Il a fallu passer, pour le construire, par les pures et longues statues des porches centraux de Chartres, les rythmes cadencés de Saint-Trophime d’Arles, le bourgeonnement des chapiteaux d’où la fleur et le fruit n’émergent pas encore, tout ce blottissement de chrysalide encore revêtue de sa gaine à travers laquelle s’entrevoient les membres qui vont se déployer, les ailes qui vont s’ouvrir, je ne sais quel frisson qui parcourt les surfaces exquises de la forme en préparation, comme si elle allait bondir. Il a fallu que les ordres militaires fissent respecter, par toute l’Europe, afin qu’on la laissât éclore, l’unité théologique que cette éclosion allait précisément briser. Il a fallu que la Commune naissante affirmât, par l’insurrection, le droit du peuple et du métier à introduire, dans cette unité devenante, le sentiment vivant et poétique sans qui la chrysalide serait restée la larve informe emprisonnée dans le cocon. Il a fallu qu’au sein de l’Église elle-même naquît, entre Abailard et saint Bernard, ces premières controverses qui donnent à une société hermétique, avec la vie, le mouvement, la flamme, l’illusion qu’elle est assez forte pour, sans changer de forme, réaliser la liberté.

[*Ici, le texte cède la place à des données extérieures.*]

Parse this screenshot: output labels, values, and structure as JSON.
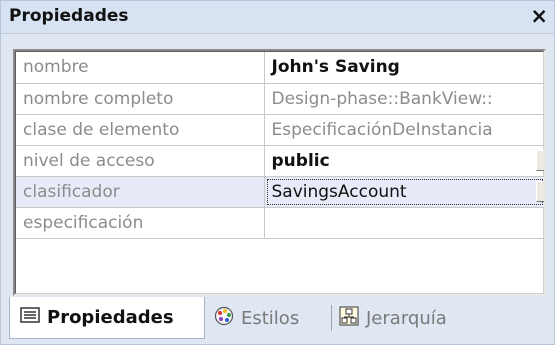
{
  "window": {
    "title": "Propiedades",
    "close_label": "×"
  },
  "properties": [
    {
      "key": "nombre",
      "value": "John's Saving",
      "style": "bold"
    },
    {
      "key": "nombre completo",
      "value": "Design-phase::BankView::",
      "style": "muted"
    },
    {
      "key": "clase de elemento",
      "value": "EspecificaciónDeInstancia",
      "style": "muted"
    },
    {
      "key": "nivel de acceso",
      "value": "public",
      "style": "bold",
      "dropdown": true
    },
    {
      "key": "clasificador",
      "value": "SavingsAccount",
      "style": "normal",
      "dropdown": true,
      "selected": true
    },
    {
      "key": "especificación",
      "value": "",
      "style": "normal"
    }
  ],
  "tabs": [
    {
      "label": "Propiedades",
      "icon": "properties-icon",
      "active": true
    },
    {
      "label": "Estilos",
      "icon": "palette-icon",
      "active": false
    },
    {
      "label": "Jerarquía",
      "icon": "hierarchy-icon",
      "active": false
    }
  ],
  "colors": {
    "titlebar": "#d7e3f3",
    "selected_row": "#e7ebf8",
    "muted_text": "#8c8c8c"
  }
}
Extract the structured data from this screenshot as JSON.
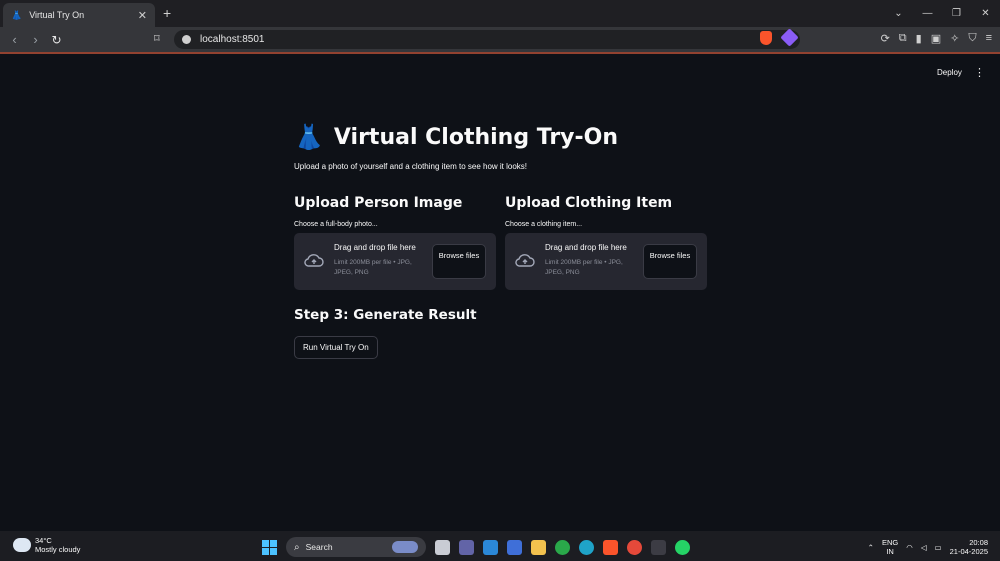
{
  "browser": {
    "tab_title": "Virtual Try On",
    "tab_icon": "👗",
    "close_glyph": "✕",
    "new_tab_glyph": "+",
    "url": "localhost:8501"
  },
  "app": {
    "deploy_label": "Deploy",
    "title": "Virtual Clothing Try-On",
    "title_icon": "👗",
    "subtitle": "Upload a photo of yourself and a clothing item to see how it looks!",
    "person_section": {
      "heading": "Upload Person Image",
      "hint": "Choose a full-body photo...",
      "drop_text": "Drag and drop file here",
      "limit_text": "Limit 200MB per file • JPG, JPEG, PNG",
      "browse_label": "Browse files"
    },
    "clothing_section": {
      "heading": "Upload Clothing Item",
      "hint": "Choose a clothing item...",
      "drop_text": "Drag and drop file here",
      "limit_text": "Limit 200MB per file • JPG, JPEG, PNG",
      "browse_label": "Browse files"
    },
    "step3_heading": "Step 3: Generate Result",
    "run_button_label": "Run Virtual Try On"
  },
  "taskbar": {
    "temperature": "34°C",
    "weather": "Mostly cloudy",
    "search_label": "Search",
    "lang_line1": "ENG",
    "lang_line2": "IN",
    "time": "20:08",
    "date": "21-04-2025"
  },
  "colors": {
    "background": "#0e1117",
    "uploader_bg": "#262730",
    "text": "#fafafa",
    "muted_text": "#8b8e99"
  }
}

Les portraits, les tombeaux, l’individualisation rapide et pittoresque du décor constituent l’étape intermédiaire, de l’autre côté de la pente, entre l’heure où un maître d’œuvre anonyme édifiait, dans les courbes musicales et le serpentement ininterrompu des nervures et des roses de Soissons, le Parthénon du moyen âge, et la dislocation de la nef ogivale qui allait marquer le passage décisif d’une forme de civilisation collective à une forme de civilisation individuelle. La destruction des Templiers, la Jacquerie la marquent dans le corps social et politique, tandis qu’au sein des communes, à ce moment même, l’enrichissement des uns au détriment des autres, l’action corrosive du luxe, la reprise victorieuse de la tyrannie féodale ou l’organisation de l’unité monarchique rompent, en désagrégeant les éléments constitutifs de l’édifice plastique, l’échiné et le squelette du vaisseau dont les sculpteurs vont s’évertuer à orner, à fouiller, à tourmenter les débris.